In Lebanon, they pushed toward the US Embassy, denouncing the superpower for enabling Israel’s brutality toward civilians in the Gaza Strip. In Istanbul, 80,000 people massed outside the Israeli Consulate, including some who attempted to storm the building with stones, sticks, torches, and fireworks.
Thousands of protesters marched in grief, fury, and solidarity across the Middle East on Tuesday night and Wednesday, after hundreds of Palestinian civilians were killed in an explosion at a hospital in Gaza. Although Israel and the United States said the evidence pointed to a faulty rocket fired by Islamic Jihad, a Palestinian militant group, there was little doubt for those protesters that Israel was to blame — and not just for the hospital attack, but for the broader conflict as well.
“What is happening is an extermination,” said Khaled Mhamdi, 27, a content creator who was among the thousands who gathered outside the French Embassy in Tunis on Wednesday. “The whole world should do something to stop it.”
The carnage at Ahli Arab Hospital, the site of the blast in Gaza on Tuesday, unified not only Arabs in the street but also the rulers they tend to regard with distrust. Some Arabs have berated their governments for failing to stand up to Israel in the past, but now those governments have nearly uniformly condemned Israel for the attack. The leaders of Jordan and Egypt canceled a meeting with President Biden after the hospital explosion, apparently unwilling to stomach being seen with the leader of Israel’s staunchest supporter as images of bloodied children at the hospital were ricocheting around Arab social media.
The widespread criticism made for a striking convergence: For once, many Arab publics long frustrated with their leaders over a wide range of issues appeared to be more or less on the same page as them.
Whatever conclusions the investigators still parsing the evidence might eventually reach about the blast’s origins did not seem likely to change, for many Arabs, the stark truth: It was Israel that was now bombing Gaza, killing far more civilians than Palestinian militants had killed in Israel 11 days ago, in a repeat of the lopsided math of previous Israeli retribution campaigns.
It was Israel that had herded 2 million Palestinian civilians into the open-air jail that rights groups say Gaza has become and systematically diminished any Palestinian chance at statehood, laying what experts have said were the foundations for conflict. And it was Israel that, many Arabs charged, had a history of obfuscating its role in previous abuses.
Against that backdrop, they said, there was only one side to hold accountable for Tuesday night’s horror.

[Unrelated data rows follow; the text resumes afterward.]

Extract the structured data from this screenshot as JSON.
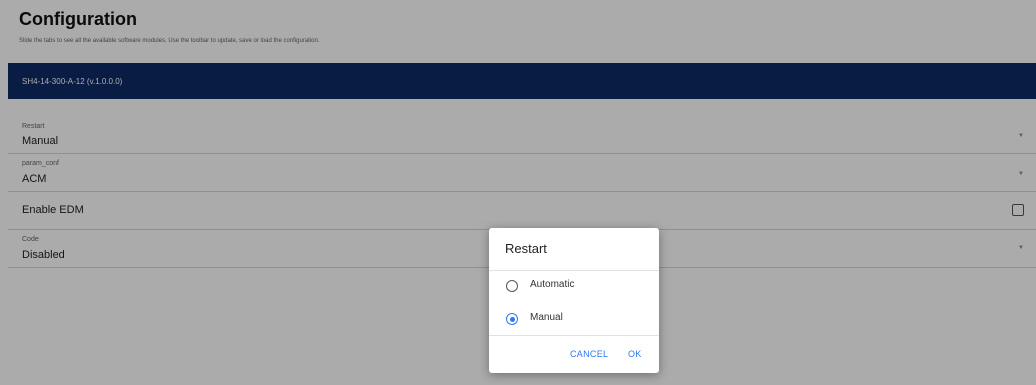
{
  "page": {
    "title": "Configuration",
    "subtitle": "Slide the tabs to see all the available software modules. Use the toolbar to update, save or load the configuration."
  },
  "module": {
    "label": "SH4-14-300-A-12 (v.1.0.0.0)"
  },
  "config": {
    "restart": {
      "label": "Restart",
      "value": "Manual"
    },
    "param_conf": {
      "label": "param_conf",
      "value": "ACM"
    },
    "enable_edm": {
      "label": "Enable EDM",
      "checked": false
    },
    "code": {
      "label": "Code",
      "value": "Disabled"
    }
  },
  "dialog": {
    "title": "Restart",
    "options": [
      {
        "label": "Automatic",
        "selected": false
      },
      {
        "label": "Manual",
        "selected": true
      }
    ],
    "cancel_label": "CANCEL",
    "ok_label": "OK"
  },
  "colors": {
    "header_bar": "#0d2a66",
    "accent": "#2d78f0"
  },
  "icons": {
    "dropdown": "chevron-down-icon",
    "checkbox": "checkbox-icon"
  }
}
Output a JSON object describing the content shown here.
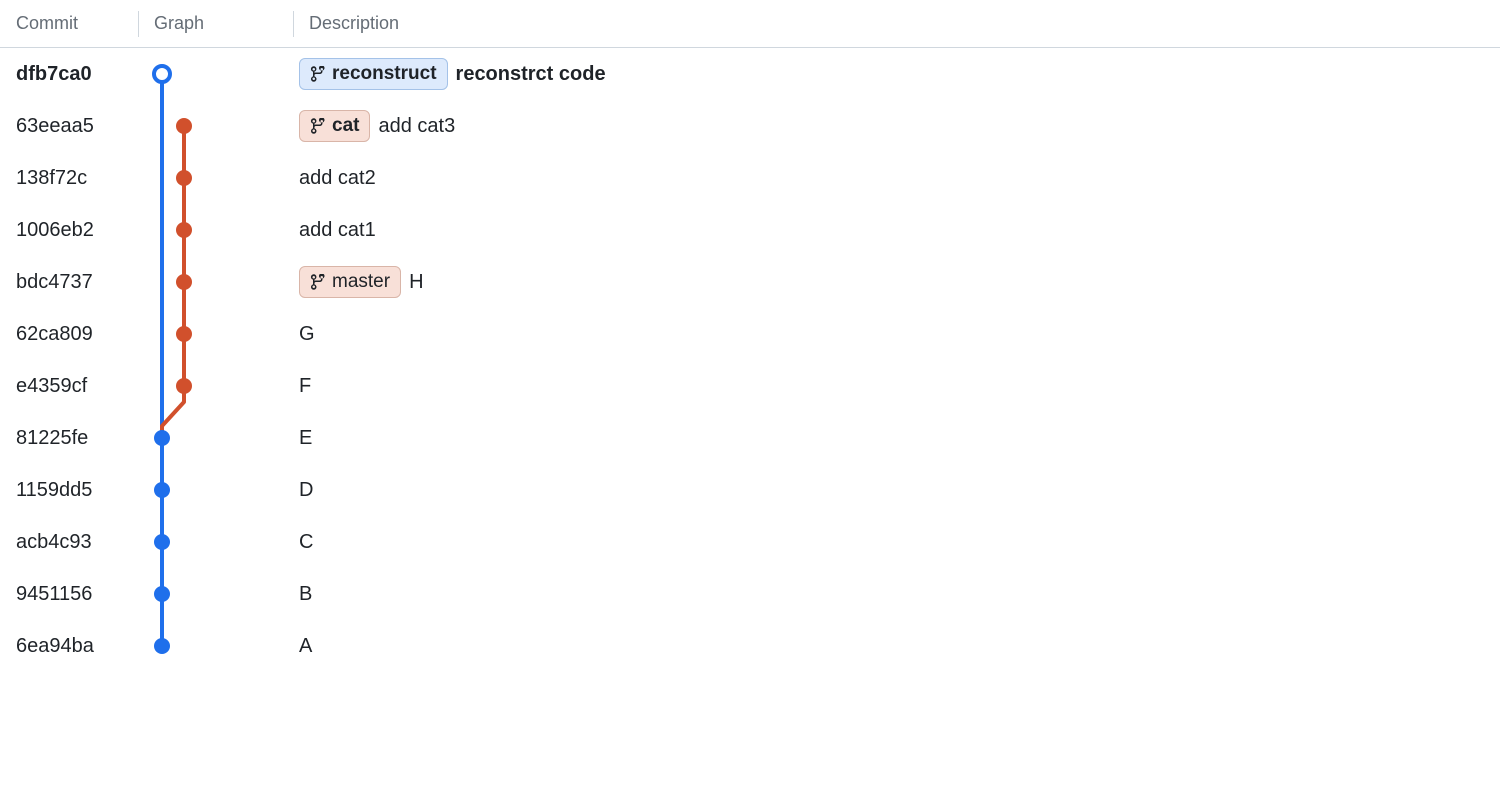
{
  "headers": {
    "commit": "Commit",
    "graph": "Graph",
    "description": "Description"
  },
  "colors": {
    "blue": "#1f6feb",
    "orange": "#d1502c"
  },
  "commits": [
    {
      "hash": "dfb7ca0",
      "bold": true,
      "branch": {
        "name": "reconstruct",
        "style": "reconstruct"
      },
      "message": "reconstrct code",
      "messageBold": true,
      "lane": 0,
      "dotStyle": "hollow-blue"
    },
    {
      "hash": "63eeaa5",
      "bold": false,
      "branch": {
        "name": "cat",
        "style": "cat"
      },
      "message": "add cat3",
      "messageBold": false,
      "lane": 1,
      "dotStyle": "solid-orange"
    },
    {
      "hash": "138f72c",
      "bold": false,
      "branch": null,
      "message": "add cat2",
      "messageBold": false,
      "lane": 1,
      "dotStyle": "solid-orange"
    },
    {
      "hash": "1006eb2",
      "bold": false,
      "branch": null,
      "message": "add cat1",
      "messageBold": false,
      "lane": 1,
      "dotStyle": "solid-orange"
    },
    {
      "hash": "bdc4737",
      "bold": false,
      "branch": {
        "name": "master",
        "style": "master"
      },
      "message": "H",
      "messageBold": false,
      "lane": 1,
      "dotStyle": "solid-orange"
    },
    {
      "hash": "62ca809",
      "bold": false,
      "branch": null,
      "message": "G",
      "messageBold": false,
      "lane": 1,
      "dotStyle": "solid-orange"
    },
    {
      "hash": "e4359cf",
      "bold": false,
      "branch": null,
      "message": "F",
      "messageBold": false,
      "lane": 1,
      "dotStyle": "solid-orange"
    },
    {
      "hash": "81225fe",
      "bold": false,
      "branch": null,
      "message": "E",
      "messageBold": false,
      "lane": 0,
      "dotStyle": "solid-blue"
    },
    {
      "hash": "1159dd5",
      "bold": false,
      "branch": null,
      "message": "D",
      "messageBold": false,
      "lane": 0,
      "dotStyle": "solid-blue"
    },
    {
      "hash": "acb4c93",
      "bold": false,
      "branch": null,
      "message": "C",
      "messageBold": false,
      "lane": 0,
      "dotStyle": "solid-blue"
    },
    {
      "hash": "9451156",
      "bold": false,
      "branch": null,
      "message": "B",
      "messageBold": false,
      "lane": 0,
      "dotStyle": "solid-blue"
    },
    {
      "hash": "6ea94ba",
      "bold": false,
      "branch": null,
      "message": "A",
      "messageBold": false,
      "lane": 0,
      "dotStyle": "solid-blue"
    }
  ]
}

It was galling to discover instead that Israel’s chief backer, the United States, was pinning blame on the Palestinians, and that the Western news media did not condemn Israel over the deaths — further reason, protesters said, to correct the record by raising their voices.
“As a journalist, I feel a responsibility to counter this propaganda by the media that’s covering for this crime,” said Saida El Kamel, a Moroccan journalist who had joined a gathering in front of the Parliament in Rabat, Morocco’s capital, on Tuesday night, to protest against both Israel and the United States.
Such demonstrations erupting outside US diplomatic outposts across the region prompted the US Embassy in Lebanon to warn citizens not to visit the country, while the consulate in Adana, Turkey, closed down.
Hassan Bennajeh, who has helped organize pro-Palestinian demonstrations in Morocco over the past week, said people had rallied in 23 Moroccan cities Tuesday night after the hospital blast, a striking figure given the rarity of demonstrations in Morocco and authorities’ usual swiftness in putting them down.
But Morocco’s Foreign Ministry quickly joined its citizens in blaming Israel for the hospital explosion, even though Morocco normalized relations with the Jewish state in 2020.
In Egypt, whose autocratic government usually stamps out almost any flicker of protest, authorities sat back as demonstrations erupted in multiple cities Wednesday, including on university campuses in Cairo, Alexandria, Minya, Mansoura, and Beni Suef.
“Arabs, where are you?” shouted students at Mansoura University in the Nile Delta, according to videos posted on social media. “Palestinian blood has been shed.”
Journalists and activists also massed outside the journalists’ syndicate building in downtown Cairo, while a group of liberal opposition political figures organized a protest outside the US Embassy in Cairo on Tuesday night.